For designer of Kingdome, its demise blows him away
"Several years ago I had this exotic dream," said the man who designed the Kingdome, and who tried to save his misunderstood creation, "that they wouldn't know what they were doing when they set off that bunch of explosives."
But they knew what they were doing. After all, they had access to Jack Christiansen's original plans, the ones that showed the Kingdome columns had some of the thickest reinforced steel bars in the industry, and had been built to exceed all building codes.
The structural engineer who designed the Kingdome, now 72 and retired on Bainbridge Island, couldn't bear to be here when it happened. He and his wife Sue went to Aspen to visit friends. His answering machine kept filling up with calls from media around the world, wanting a quote about: "How do you feel?"
Sue reads this column and told her husband to call this guy back. How do you feel? How do you think? Sad, mad, all of that.
"They never painted it like they were supposed to," Sue said about her husband's creation. "They took from it but never gave back anything."
In Aspen, on Sunday morning, she did talk Jack into watching a few minutes on television when it happened. Jack thought to himself that they must have used more explosives than for any other building that's ever been destroyed.
"This is the dumbest thing I have ever seen done," he said. A perfectly good, usable building, a structure that could have lasted 1,000 years, an engineering marvel, and they blew it apart. For what? "It happened because big-time professional sports is out of control, that's why," Christiansen said. "They get to do anything they want. This facility stood in the way."
And the Kingdome was an engineering marvel. It wasn't until the building's death countdown began that most Seattleites probably even had an inkling of the technological feat in their midst. Around the world, other engineers knew.

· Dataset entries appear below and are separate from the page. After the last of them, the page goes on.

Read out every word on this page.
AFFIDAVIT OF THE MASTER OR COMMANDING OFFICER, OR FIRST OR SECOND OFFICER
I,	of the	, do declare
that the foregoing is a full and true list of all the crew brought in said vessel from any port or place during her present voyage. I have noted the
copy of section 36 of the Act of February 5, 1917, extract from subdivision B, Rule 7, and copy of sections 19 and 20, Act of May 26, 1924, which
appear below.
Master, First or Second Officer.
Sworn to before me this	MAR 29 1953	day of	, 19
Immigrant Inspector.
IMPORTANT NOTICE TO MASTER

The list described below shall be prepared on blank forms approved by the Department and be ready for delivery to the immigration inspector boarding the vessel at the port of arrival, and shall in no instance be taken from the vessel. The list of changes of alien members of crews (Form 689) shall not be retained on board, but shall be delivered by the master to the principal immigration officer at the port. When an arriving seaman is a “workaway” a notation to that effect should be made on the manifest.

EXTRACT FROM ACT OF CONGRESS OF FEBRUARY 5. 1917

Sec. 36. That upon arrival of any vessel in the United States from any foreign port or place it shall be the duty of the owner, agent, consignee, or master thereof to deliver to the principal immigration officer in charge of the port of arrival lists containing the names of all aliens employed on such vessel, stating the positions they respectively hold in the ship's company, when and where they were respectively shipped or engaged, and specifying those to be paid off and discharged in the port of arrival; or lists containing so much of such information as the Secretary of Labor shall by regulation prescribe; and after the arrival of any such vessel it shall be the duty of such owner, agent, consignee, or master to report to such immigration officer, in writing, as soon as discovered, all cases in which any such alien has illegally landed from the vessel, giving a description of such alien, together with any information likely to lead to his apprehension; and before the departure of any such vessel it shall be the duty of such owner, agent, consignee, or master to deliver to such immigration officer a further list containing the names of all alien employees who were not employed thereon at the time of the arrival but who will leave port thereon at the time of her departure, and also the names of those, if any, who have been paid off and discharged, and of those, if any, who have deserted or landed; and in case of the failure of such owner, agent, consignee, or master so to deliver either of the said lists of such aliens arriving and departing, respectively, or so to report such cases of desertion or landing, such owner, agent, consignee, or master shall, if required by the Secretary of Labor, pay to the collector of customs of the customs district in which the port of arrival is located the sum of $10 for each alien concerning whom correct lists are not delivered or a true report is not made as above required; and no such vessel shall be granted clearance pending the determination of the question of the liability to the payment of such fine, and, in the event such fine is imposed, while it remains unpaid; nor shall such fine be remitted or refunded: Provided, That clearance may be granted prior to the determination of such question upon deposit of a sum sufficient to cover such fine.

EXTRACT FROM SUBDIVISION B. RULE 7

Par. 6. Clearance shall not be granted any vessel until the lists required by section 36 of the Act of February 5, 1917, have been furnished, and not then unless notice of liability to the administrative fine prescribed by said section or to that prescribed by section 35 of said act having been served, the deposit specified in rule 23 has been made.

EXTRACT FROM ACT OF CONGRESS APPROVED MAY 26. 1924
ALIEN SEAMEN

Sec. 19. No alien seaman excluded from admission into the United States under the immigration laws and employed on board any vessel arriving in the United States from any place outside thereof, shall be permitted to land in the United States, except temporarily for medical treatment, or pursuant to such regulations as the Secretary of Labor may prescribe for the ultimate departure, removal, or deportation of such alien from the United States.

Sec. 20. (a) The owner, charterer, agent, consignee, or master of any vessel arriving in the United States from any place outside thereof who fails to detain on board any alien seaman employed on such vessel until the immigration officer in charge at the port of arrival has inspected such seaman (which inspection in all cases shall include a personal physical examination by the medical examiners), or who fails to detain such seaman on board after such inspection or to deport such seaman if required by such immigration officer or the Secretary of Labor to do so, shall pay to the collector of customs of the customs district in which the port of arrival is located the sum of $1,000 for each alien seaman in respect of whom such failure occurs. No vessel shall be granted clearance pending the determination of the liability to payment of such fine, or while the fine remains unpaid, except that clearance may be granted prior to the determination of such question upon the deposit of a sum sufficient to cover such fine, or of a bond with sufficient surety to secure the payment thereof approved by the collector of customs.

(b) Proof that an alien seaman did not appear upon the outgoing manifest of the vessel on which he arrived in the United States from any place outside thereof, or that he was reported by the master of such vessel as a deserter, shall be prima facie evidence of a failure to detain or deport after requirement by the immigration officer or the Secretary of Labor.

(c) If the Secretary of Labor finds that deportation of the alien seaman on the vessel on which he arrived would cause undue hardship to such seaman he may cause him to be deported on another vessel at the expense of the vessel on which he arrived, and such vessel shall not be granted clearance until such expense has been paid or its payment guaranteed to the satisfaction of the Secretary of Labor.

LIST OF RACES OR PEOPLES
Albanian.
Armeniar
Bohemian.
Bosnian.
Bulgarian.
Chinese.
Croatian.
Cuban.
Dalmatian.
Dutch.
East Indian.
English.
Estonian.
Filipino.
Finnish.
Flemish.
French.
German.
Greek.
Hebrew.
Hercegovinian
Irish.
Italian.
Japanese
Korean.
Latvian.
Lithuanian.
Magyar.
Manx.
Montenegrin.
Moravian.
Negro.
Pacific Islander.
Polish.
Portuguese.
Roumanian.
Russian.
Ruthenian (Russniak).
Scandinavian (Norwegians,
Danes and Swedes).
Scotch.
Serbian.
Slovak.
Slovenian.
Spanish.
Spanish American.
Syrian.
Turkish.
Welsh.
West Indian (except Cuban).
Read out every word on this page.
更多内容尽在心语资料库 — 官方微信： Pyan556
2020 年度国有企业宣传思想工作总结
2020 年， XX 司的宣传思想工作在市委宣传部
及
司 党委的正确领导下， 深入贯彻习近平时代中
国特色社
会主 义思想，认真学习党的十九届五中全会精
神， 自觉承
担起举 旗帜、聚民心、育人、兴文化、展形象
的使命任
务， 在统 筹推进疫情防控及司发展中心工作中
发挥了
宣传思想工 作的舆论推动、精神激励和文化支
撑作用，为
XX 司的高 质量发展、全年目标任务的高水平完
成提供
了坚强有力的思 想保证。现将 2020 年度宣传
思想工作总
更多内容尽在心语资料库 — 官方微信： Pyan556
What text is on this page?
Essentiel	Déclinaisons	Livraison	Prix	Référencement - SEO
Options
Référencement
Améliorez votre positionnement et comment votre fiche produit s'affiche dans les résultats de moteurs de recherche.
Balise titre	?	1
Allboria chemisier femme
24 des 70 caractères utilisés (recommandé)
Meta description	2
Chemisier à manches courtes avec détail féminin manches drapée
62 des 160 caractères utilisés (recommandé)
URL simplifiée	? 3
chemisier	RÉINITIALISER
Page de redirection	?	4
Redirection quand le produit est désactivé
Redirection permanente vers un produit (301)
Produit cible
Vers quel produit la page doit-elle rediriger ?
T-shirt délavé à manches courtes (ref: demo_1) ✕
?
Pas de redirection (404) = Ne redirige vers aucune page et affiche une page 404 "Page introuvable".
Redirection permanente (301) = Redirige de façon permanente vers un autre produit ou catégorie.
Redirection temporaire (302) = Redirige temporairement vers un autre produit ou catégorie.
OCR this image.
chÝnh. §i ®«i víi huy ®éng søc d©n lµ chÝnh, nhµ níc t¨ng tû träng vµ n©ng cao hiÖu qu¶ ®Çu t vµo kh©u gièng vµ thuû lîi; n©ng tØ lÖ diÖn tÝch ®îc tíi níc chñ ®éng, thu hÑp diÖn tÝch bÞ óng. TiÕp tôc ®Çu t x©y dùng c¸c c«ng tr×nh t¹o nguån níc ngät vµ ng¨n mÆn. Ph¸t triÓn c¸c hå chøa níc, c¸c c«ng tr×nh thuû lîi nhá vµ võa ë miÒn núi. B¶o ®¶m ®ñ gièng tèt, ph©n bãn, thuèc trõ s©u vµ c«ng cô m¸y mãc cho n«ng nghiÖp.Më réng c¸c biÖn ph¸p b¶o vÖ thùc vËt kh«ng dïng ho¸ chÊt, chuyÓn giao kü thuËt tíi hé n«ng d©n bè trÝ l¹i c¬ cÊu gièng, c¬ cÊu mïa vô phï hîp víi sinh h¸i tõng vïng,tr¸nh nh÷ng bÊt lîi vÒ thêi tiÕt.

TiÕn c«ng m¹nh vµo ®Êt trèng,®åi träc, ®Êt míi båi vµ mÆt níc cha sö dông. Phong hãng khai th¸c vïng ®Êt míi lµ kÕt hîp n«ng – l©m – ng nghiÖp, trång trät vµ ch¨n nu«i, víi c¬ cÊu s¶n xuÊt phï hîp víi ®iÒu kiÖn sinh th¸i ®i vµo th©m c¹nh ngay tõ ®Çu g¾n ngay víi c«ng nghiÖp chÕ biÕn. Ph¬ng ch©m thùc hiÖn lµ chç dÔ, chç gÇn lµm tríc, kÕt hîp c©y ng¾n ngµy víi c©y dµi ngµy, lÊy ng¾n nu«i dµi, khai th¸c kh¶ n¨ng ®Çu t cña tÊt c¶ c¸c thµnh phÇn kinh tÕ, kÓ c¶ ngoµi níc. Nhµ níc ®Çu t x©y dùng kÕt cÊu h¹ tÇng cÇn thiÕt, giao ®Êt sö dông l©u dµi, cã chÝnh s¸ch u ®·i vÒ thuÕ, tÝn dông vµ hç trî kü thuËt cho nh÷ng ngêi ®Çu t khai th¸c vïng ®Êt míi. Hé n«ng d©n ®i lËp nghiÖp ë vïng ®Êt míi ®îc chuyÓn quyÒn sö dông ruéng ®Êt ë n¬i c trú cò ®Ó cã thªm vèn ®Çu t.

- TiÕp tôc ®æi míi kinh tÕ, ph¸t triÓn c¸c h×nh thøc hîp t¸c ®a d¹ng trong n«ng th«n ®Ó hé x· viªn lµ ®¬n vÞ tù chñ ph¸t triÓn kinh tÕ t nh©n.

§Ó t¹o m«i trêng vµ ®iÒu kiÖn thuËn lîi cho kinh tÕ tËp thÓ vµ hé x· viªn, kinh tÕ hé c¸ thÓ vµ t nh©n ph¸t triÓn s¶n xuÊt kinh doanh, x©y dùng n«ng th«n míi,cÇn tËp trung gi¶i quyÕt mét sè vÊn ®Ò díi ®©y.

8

One of them is David Billington, professsor of engineering at Princeton University. On Sunday, he made sure he didn't watch the news. "It was much too painful. It's a wanton act of urban vandalism to tear down a perfectly good structure. If it had lasted 50 years, it would have become a national historic landmark."
Billington had even nominated the Kingdome to the Park Service's National Register of Historic Places, in what turned out to be another futile attempt to save it.
"The Kingdome is unique; there is no other concrete dome in the world comparable to it in scale, in form, or in appearance," he wrote in the application.
Just this week, Billington had been explaining to his wife the uniqueness of a "hyperbolic paraboloid form." That's what the Kingdome was - a curved structure that allows it to be thin, and extremely strong.
And so the engineers couldn't understand why.
Yes, Billington knew the dome had been called ugly.
Ugly? "The Eiffel Tower was criticized for a long time as an ugly railroad structure put in the middle of beautiful Paris. They almost tore it down," Billington said. "But it was a structure that made no concession to passing fashions."
If only the Kingdome had more time. If it had been given a chance to showcase its crude beauty.
"Why a lot of people didn't appreciate the Kingdome is hard for me to answer," he said. Maybe it was the sports writers whining about watching baseball indoors. Maybe it was not having enough women's lavatories. Maybe it was those ceiling tiles falling.
Tiles falling had nothing to do with the structure. Toilets? They could have put more in. They didn't.
Christiansen mailed me sketches he had done to renovate the Kingdome. They could have put in a new floor at about the 100-level for staging concerts and playing certain sports. They could have put in shops, offices and a new entrance. They could have added large windows to let the light in.
"Almost everybody I know says to me that they don't understand why this happened," he said.
And so last Sunday, Christiansen watched his creation blown up, and this week he returned to Bainbridge Island.
But every day, Christiansen knows the possibilities of a concrete dome. All he has to do is look up at the concrete roof of his own home. There it is, a smaller version of the hyperbolic paraboloid form.